This repository contains Streaming-KNORA (S-KNORA), an algorithm designed to analyse streaming data in a distributed environment. S-KNORA is implemented using Spark across multiple Hadoop nodes.
This project was developed in the School of Computer Science of the University of Manchester as part of my MSc dissertation under the supervision of Professor John A. Keane ([email protected]). Additional involved staff: Dr. Firat Tekiner ([email protected]).
This project was a proof of concept that aimed to demonstrate the feasibility of using KNORA ensemble learning on high throughput streaming data. Results show that:
- S-KNORA can learn concepts on disjoint streaming data and achieve higher accuracy than the single streaming learning mode;
- the pipeline's throughput, running with a large batch size, is up to 6.82 times than the pipeline running on a single thread;
- to capture severe concept drift, batch-incremental learning requires more frequent model update in a small batch causing high overhead in a distributed environment.

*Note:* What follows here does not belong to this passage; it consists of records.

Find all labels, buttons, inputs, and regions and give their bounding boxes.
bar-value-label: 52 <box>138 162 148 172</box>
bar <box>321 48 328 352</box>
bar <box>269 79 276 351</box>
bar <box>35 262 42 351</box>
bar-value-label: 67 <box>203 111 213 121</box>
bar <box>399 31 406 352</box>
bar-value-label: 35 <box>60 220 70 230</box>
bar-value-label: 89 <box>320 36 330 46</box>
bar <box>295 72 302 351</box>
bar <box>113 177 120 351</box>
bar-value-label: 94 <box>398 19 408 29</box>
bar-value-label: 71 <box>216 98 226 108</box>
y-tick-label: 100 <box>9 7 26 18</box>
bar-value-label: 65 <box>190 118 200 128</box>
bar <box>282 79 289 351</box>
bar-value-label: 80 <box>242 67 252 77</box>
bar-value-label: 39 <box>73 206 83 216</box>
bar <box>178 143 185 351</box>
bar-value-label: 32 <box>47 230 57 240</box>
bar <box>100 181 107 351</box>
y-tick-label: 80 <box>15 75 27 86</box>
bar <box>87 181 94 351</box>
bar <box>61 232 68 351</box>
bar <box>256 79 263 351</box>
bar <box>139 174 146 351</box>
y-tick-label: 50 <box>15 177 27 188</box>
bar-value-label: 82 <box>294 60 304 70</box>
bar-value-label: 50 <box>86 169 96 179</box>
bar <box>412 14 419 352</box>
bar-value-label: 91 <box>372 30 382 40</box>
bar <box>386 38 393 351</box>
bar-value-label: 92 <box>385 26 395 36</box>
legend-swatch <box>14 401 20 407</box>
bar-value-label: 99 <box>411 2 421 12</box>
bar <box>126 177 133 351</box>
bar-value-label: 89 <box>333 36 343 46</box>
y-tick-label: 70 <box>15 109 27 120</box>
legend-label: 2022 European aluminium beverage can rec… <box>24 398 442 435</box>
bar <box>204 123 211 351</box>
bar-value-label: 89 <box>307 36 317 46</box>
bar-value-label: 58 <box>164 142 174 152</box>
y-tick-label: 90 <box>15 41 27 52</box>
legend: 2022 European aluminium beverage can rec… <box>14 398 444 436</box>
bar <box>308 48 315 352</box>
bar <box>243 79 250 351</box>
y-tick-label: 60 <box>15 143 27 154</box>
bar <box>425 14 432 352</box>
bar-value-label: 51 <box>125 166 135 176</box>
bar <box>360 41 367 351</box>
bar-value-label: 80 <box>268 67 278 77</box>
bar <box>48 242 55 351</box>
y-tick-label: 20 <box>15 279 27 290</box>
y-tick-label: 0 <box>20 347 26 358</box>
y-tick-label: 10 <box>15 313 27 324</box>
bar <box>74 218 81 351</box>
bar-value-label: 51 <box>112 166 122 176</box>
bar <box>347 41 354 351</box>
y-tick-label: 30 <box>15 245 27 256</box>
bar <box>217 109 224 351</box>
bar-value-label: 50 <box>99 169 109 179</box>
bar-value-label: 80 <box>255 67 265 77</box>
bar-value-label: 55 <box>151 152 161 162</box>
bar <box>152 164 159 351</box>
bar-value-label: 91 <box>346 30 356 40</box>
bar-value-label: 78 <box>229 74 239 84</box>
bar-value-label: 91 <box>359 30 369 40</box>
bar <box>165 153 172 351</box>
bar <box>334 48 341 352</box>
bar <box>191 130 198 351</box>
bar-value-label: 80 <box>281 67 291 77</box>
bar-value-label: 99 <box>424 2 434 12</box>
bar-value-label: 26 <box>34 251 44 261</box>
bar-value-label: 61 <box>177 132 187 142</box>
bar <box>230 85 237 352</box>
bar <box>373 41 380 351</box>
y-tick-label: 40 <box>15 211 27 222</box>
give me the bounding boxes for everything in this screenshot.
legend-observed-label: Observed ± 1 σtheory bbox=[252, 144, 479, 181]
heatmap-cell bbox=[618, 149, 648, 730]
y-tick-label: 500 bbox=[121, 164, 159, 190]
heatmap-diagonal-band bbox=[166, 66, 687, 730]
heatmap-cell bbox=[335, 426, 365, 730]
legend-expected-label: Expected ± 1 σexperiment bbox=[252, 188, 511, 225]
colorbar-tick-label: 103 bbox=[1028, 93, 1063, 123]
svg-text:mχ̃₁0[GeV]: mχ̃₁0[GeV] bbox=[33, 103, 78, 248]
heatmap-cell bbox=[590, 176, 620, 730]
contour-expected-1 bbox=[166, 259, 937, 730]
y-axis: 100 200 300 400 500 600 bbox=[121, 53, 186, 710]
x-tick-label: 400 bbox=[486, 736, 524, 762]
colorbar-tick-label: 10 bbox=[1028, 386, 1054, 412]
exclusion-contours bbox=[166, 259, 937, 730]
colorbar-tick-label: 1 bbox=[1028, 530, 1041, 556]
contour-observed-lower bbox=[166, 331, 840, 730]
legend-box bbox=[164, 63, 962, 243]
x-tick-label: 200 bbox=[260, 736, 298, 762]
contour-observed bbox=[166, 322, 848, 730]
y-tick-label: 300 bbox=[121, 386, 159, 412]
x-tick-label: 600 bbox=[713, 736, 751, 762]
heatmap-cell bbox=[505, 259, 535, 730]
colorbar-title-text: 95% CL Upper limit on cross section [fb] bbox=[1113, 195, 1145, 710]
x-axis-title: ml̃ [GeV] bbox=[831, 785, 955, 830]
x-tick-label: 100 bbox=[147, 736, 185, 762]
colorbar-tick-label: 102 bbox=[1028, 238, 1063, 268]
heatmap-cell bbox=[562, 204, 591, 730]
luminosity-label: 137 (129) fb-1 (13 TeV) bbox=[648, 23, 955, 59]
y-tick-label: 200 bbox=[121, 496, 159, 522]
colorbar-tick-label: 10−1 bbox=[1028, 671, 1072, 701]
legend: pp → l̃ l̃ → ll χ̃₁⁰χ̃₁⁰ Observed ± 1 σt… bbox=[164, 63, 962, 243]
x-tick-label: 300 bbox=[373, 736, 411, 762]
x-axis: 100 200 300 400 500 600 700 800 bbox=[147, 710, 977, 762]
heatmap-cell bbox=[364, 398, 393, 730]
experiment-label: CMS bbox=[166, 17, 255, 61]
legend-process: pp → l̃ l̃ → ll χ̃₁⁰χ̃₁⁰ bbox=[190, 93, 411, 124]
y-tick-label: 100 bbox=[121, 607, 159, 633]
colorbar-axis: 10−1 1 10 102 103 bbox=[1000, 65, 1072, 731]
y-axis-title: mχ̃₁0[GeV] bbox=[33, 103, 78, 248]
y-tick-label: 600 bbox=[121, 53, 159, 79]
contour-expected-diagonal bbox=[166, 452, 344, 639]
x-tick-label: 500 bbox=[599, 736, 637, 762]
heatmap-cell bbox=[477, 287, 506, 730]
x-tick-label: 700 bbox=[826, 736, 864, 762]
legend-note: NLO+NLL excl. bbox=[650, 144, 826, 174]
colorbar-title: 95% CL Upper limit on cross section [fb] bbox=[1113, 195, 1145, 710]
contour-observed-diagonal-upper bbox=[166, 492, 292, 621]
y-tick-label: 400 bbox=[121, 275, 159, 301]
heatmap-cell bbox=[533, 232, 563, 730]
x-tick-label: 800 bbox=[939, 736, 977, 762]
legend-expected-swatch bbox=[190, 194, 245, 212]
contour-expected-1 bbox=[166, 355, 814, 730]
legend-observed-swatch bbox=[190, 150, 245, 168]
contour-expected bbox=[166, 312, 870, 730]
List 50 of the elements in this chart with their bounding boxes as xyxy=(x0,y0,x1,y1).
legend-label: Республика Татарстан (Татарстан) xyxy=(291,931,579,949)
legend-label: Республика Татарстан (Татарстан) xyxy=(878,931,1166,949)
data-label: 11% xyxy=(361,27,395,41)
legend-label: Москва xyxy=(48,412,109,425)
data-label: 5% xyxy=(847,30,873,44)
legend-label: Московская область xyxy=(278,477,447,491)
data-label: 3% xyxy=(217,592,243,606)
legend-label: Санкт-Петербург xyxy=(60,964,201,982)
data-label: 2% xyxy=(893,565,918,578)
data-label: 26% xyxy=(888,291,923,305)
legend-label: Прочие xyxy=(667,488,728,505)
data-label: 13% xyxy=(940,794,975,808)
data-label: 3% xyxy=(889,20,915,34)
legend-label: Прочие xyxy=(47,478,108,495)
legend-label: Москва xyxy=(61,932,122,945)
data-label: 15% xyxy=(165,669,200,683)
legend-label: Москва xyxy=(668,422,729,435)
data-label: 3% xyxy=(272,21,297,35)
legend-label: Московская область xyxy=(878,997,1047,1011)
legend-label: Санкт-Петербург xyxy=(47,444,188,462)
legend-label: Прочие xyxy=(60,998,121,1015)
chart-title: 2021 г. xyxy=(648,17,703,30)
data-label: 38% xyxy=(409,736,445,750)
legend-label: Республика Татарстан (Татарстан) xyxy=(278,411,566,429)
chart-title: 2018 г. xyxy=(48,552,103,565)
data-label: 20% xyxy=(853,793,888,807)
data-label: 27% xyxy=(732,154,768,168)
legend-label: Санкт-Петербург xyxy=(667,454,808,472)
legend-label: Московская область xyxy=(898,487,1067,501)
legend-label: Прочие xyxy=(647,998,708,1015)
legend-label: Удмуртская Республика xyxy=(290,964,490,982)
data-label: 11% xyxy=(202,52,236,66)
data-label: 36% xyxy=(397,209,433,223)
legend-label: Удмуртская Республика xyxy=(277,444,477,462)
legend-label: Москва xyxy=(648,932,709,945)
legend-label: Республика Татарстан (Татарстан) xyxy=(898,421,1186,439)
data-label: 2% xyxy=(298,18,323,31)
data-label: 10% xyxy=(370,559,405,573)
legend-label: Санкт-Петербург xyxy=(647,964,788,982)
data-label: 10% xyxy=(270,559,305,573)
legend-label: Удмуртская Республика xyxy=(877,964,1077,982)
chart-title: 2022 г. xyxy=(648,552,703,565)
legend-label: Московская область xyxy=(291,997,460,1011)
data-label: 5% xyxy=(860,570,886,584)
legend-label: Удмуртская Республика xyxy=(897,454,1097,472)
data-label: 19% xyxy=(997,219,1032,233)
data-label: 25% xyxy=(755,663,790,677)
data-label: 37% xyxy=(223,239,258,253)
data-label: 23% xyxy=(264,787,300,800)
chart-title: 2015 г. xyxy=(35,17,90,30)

./Dataset_Single: the datasets used in StreamingKNORA_Single experiments
./Dataset_Spark: the datasets used in StreamingKNORA_Spark experiments
./StreamingKNORA_Single: A Java implementation for batch size selection; it is also considered as an ideal program without overhead.
./StreamingKNORA_Spark: A Spark implementation for performance evaluation that measures throughput and monitor resource utilization on different datasets.